(1950)
Alcides Edgardo Ghiggia Pereyra dizia que apenas três pessoas conseguiram deixar o Maracanã em silêncio: o papa João Paulo II, Frank Sinatra e ele próprio, Ghiggia. A façanha, conhecida como Maracanazo, foi decretada ao 38 do segundo tempo no dia 16 de julho de 1950, quando Perez toma a bola de Danilo, toca para Míguez, recebe de volta, tabela com Ghiggia, que corre em profundidade pela ponta direita, recebe e, quando pensa-se que cruzaria para o meio da área, arrisca um chute iluminado com a perna direita entre a trave esquerda e o goleiro Barbosa. Às 16h50, soava o apito final. Mais alto que o choro da decepção e da incredulidade, o Maracanã ouvia o silêncio.
Apesar de ter como base o time do Peñarol campeão nacional em 1949, a celeste estava desacreditada semanas antes de embarcar para o Brasil. Sem técnico, jogadores faltavam aos treinos e outros se apresentavam acima do peso. Com as desistências de Portugal e França, os supersticiosos logo entenderam que a Copa de 50 teria 13 seleções, assim como a de 1930, também vencida pelos ‘orientales’.
O Uruguai restou sozinho com a Bolívia na fase de grupos e aplicou 8 a 0 no Independência, em Belo Horizonte, em partida que contou com gols dos cinco jogadores de frente - Ghiggia fechou a contagem. No quadrangular final, enquanto o Brasil passeou contra a Suécia (7 x 1, sim....) e Espanha (6 a 1), Ghiggia abriu o placar no empate por 2 a 2 com os espanhóis, em um gol parecido com o da final - recua para atrair o defensor, recebe de Julio Pérez nas costas da defesa e dispara com a bola até chutar quase sem ângulo. Na vitória por 3 a 2 contra os Suecos, Ghiggia novamente abriu o placar, e o Uruguai perdia até 30 minutos do segundo tempo quando conseguiu a virada.
No fatídico 16 de julho, 173.850 pagantes - recorde nunca batido - se amontoavam no Maracanã com a certeza do triunfo brasileiro. Uma final em outros moldes, já que oficialmente era a última partida do quadrangular e o Brasil ficava com a taça em caso de empate. A euforia aumentou quando Friaça abriu o placar no primeiro minuto do segundo tempo.
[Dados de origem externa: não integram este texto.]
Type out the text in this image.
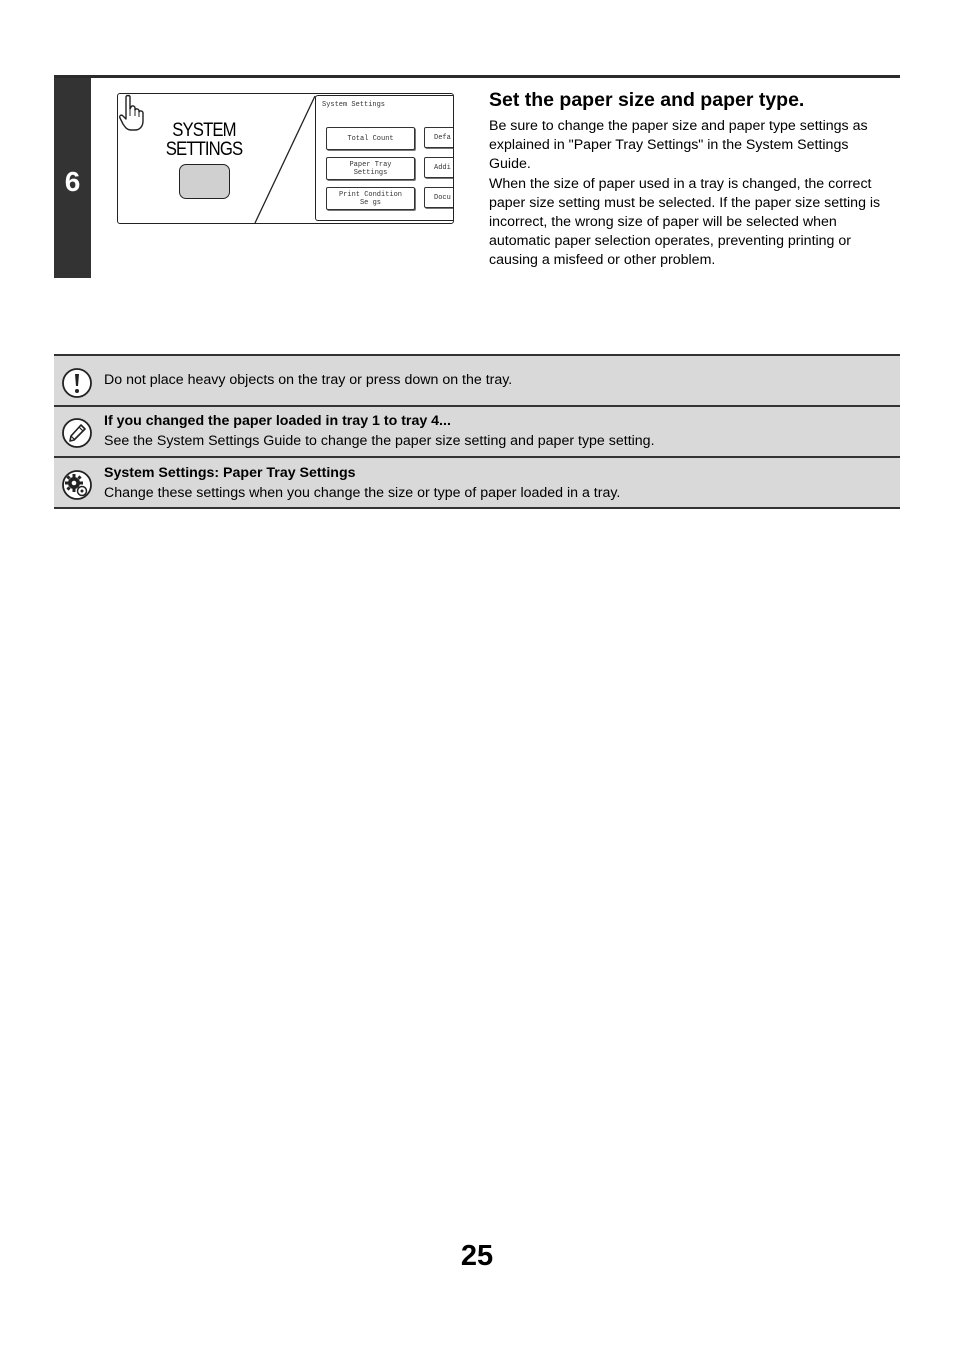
6
SYSTEM
SETTINGS
System Settings
Total Count
Paper Tray
Settings
Print Condition
Se gs
Defa
Addi
Docu
Set the paper size and paper type.

Be sure to change the paper size and paper type settings as explained in "Paper Tray Settings" in the System Settings Guide.

When the size of paper used in a tray is changed, the correct paper size setting must be selected. If the paper size setting is incorrect, the wrong size of paper will be selected when automatic paper selection operates, preventing printing or causing a misfeed or other problem.

Do not place heavy objects on the tray or press down on the tray.
If you changed the paper loaded in tray 1 to tray 4...
See the System Settings Guide to change the paper size setting and paper type setting.
System Settings: Paper Tray Settings
Change these settings when you change the size or type of paper loaded in a tray.
25
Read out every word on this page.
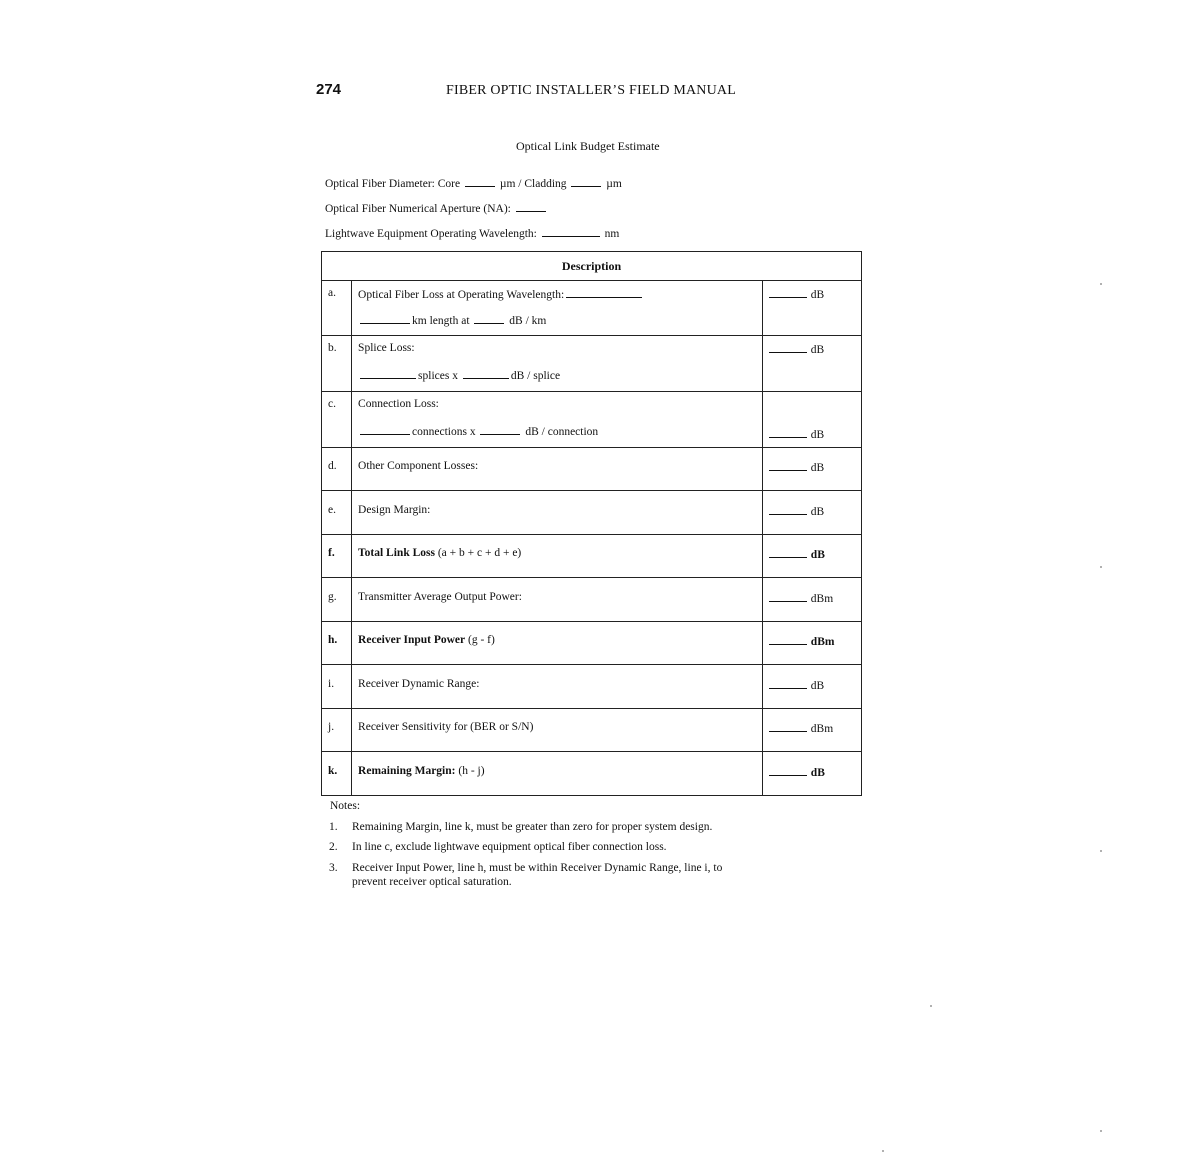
274	FIBER OPTIC INSTALLER’S FIELD MANUAL
Optical Link Budget Estimate
Optical Fiber Diameter: Core	µm / Cladding	µm
Optical Fiber Numerical Aperture (NA):
Lightwave Equipment Operating Wavelength:	nm
Description		
a.	Optical Fiber Loss at Operating Wavelength:
km length at dB / km	dB
b.	Splice Loss:
splices x dB / splice	dB
c.	Connection Loss:
connections x dB / connection	dB
d.	Other Component Losses:	dB
e.	Design Margin:	dB
f.	Total Link Loss (a + b + c + d + e)	dB
g.	Transmitter Average Output Power:	dBm
h.	Receiver Input Power (g - f)	dBm
i.	Receiver Dynamic Range:	dB
j.	Receiver Sensitivity for (BER or S/N)	dBm
k.	Remaining Margin: (h - j)	dB
Notes:
1. Remaining Margin, line k, must be greater than zero for proper system design.
2. In line c, exclude lightwave equipment optical fiber connection loss.
3. Receiver Input Power, line h, must be within Receiver Dynamic Range, line i, to prevent receiver optical saturation.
Aos 21, Ghiggia recebe de Varela na linha lateral, foge do carrinho de Bigode, dispara por vinte metros, invade a área e cruza para Schiaffino, com liberdade, empatar. Já se desenhava ali o gol da virada, em jogada tão parecida que da segunda vez Bigode recuou, indeciso, e Barbosa, aguardando cruzamento, deu um passo para a frente ao ver Schiaffino chegar pelo meio e não conseguiu defender. Nascia ali o complexo de vira-lata brasileiro e um trauma que marcou gerações. A seleção aposentaria ali o uniforme branco e passaria a jogar de amarelo.
Na única Copa que disputou, Ghiggia jogou quatro partidas, marcou um gol em cada jogo e foi campeão, feito igualado apenas por Jairzinho em 1970. São os únicos gols de Ghiggia pela seleção uruguaia, com quem nunca jogou uma partida oficial em casa.
Em 1953, transferiu-se para a Roma e por isso ficou de fora do mundial de 54 - o ponta não foi liberado pelo clube para atender à convocação para a Copa da Suíça. Em 1958, Ghiggia e Schiaffino, com dupla cidadania, defenderam a Itália nas eliminatórias, mas a azzurra foi eliminada e não chegou ao mundial da Suécia -ironicamente o que consagraria o primeiro título brasisleiro.
Alcides Ghiggia viveu para ver o Minerazzo da Copa de 2014, e faleceu em Montevidéu em 2015, aos 89 anos. Morreu no dia 16 de julho, exatamente 65 anos depois de calar o Maracanã. Ele era o último jogador vivo daquele time de 1950.